Granted, I really didn't know much about beer back then. I considered Miller Genuine Draft a fine beer. But I really liked this stuff. To this day, I consider Leinenkugel's my favorite American Lager. While Sam Adams might be better, this remains my standard, when I can get it where I live. I was so excited when I moved to Illinois. The first thing I did was go to Wal Mart, and sure enough, there was Leinenkugels right on the shelf.
Oh, and that bucket became where I stored all my bathroom crap during college and for a few years afterwards.
My second favorite American Lager also comes from Wisconsin. Made by Heileman's, who also brewed Old Style, is a beer that came in green bottles called Special Export. I usually would get this on tap at The Lost and Found Lounge when I became "legal". Dave Loose would serve you a liter mug if you asked for it.
I'm not going into great detail about Old Style in this post. Old Style is fine, but it's not one of my favorites. My friend, Duder, was not keen on any of the Heileman's stuff. In fact, in a discussion about a certain person from LaCrosse, Wisconsin, there was also some cross talk about Old Style and Heileman's.
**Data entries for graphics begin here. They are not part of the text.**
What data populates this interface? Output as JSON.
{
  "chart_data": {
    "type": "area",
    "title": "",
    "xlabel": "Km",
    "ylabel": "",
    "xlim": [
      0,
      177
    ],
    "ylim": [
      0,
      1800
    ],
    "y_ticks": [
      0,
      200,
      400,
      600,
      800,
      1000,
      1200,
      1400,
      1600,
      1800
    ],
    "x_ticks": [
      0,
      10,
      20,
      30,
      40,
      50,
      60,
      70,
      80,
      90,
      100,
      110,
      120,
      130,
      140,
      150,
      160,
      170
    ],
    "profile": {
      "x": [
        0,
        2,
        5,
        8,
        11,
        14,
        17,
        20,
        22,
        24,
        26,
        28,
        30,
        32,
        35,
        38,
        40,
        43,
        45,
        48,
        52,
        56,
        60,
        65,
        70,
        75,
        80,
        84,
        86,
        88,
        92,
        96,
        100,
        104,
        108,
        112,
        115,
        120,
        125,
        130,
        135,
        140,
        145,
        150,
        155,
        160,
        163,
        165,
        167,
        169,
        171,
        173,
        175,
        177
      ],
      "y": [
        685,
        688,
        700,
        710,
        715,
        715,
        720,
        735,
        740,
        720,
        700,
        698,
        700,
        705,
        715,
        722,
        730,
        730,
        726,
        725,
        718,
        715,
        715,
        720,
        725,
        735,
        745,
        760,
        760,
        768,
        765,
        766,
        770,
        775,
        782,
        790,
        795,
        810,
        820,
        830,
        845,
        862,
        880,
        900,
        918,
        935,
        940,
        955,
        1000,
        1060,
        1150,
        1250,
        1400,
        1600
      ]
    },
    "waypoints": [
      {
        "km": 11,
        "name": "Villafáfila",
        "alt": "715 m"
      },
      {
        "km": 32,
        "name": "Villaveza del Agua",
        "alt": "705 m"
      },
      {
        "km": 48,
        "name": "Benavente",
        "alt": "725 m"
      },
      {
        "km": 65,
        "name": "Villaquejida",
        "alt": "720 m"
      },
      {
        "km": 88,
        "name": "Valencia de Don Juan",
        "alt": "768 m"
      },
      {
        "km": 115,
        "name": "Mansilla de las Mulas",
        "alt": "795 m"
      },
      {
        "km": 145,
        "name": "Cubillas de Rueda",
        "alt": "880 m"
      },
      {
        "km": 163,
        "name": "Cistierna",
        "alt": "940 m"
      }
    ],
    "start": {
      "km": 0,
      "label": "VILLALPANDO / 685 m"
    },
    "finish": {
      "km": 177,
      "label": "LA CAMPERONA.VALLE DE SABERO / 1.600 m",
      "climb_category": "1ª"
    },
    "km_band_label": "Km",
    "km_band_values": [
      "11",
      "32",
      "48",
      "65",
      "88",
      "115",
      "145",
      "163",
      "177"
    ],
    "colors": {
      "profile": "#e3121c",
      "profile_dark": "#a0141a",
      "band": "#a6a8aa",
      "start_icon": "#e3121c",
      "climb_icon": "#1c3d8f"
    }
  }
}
He declared, "I am a firm believer that anything that comes from LaCrosse sucks." We lived with that quote for some time, but never mentioned it when we had to go shopping there.
I discovered Blatz while interning at Speed Queen in Ripon, Wisconsin. My room mate brought home a case of it. The name wasn't too appealing to me, and besides, I could get all the Leinenkugel's I wanted living in Wisconsin, even in cans! I said, "How is that?" He said, "Pretty good for $5.99 a case." I had only heard about cases of longneck bottles of beer in Iowa for $4.99, and that was for Red, White and Blue, made in Dubuque. Everyone said it was terrible. Later, I would try RW&B and discover that while cold out of the bottle, it was a pretty decent beer. However, this had not occurred yet.
One weekend, though, when I was in the apartment alone and had not yet bought beer for the weekend, I thought, "What the hell, I'll give it a try." Halfway through the bottle, I said out loud to no one, "Hey, that's pretty good for $5.99."
I took a case of this down to Davenport for a weekend trip with Tommy Tune to visit my friend, Amy, and Tom's twin brother and my best friend, P-Mart. Amy and P-Mart were like, "I'm not drinking $5.99 beer." Then they tried it. They said, "Hey, that's pretty good for $5.99."
Point absolutely cracks me up, because nowadays, Point is a microbrew. In Wisconsin it was as cheap as Special Ex or Leinenkugel's. I saw point for $6.99 a sixer in Pensacola. This was in the late 90's. I almost bought for the sheer nostalgia, but I stopped myself. I just couldn't do it. I like the novelty of Point, but I just can't take it seriously. It's not really that good. I even bought a sampler 12-pack a couple of years ago, and wasn't all that impressed. Too bad, Steven's Point seems like a cool little Wisconsin town.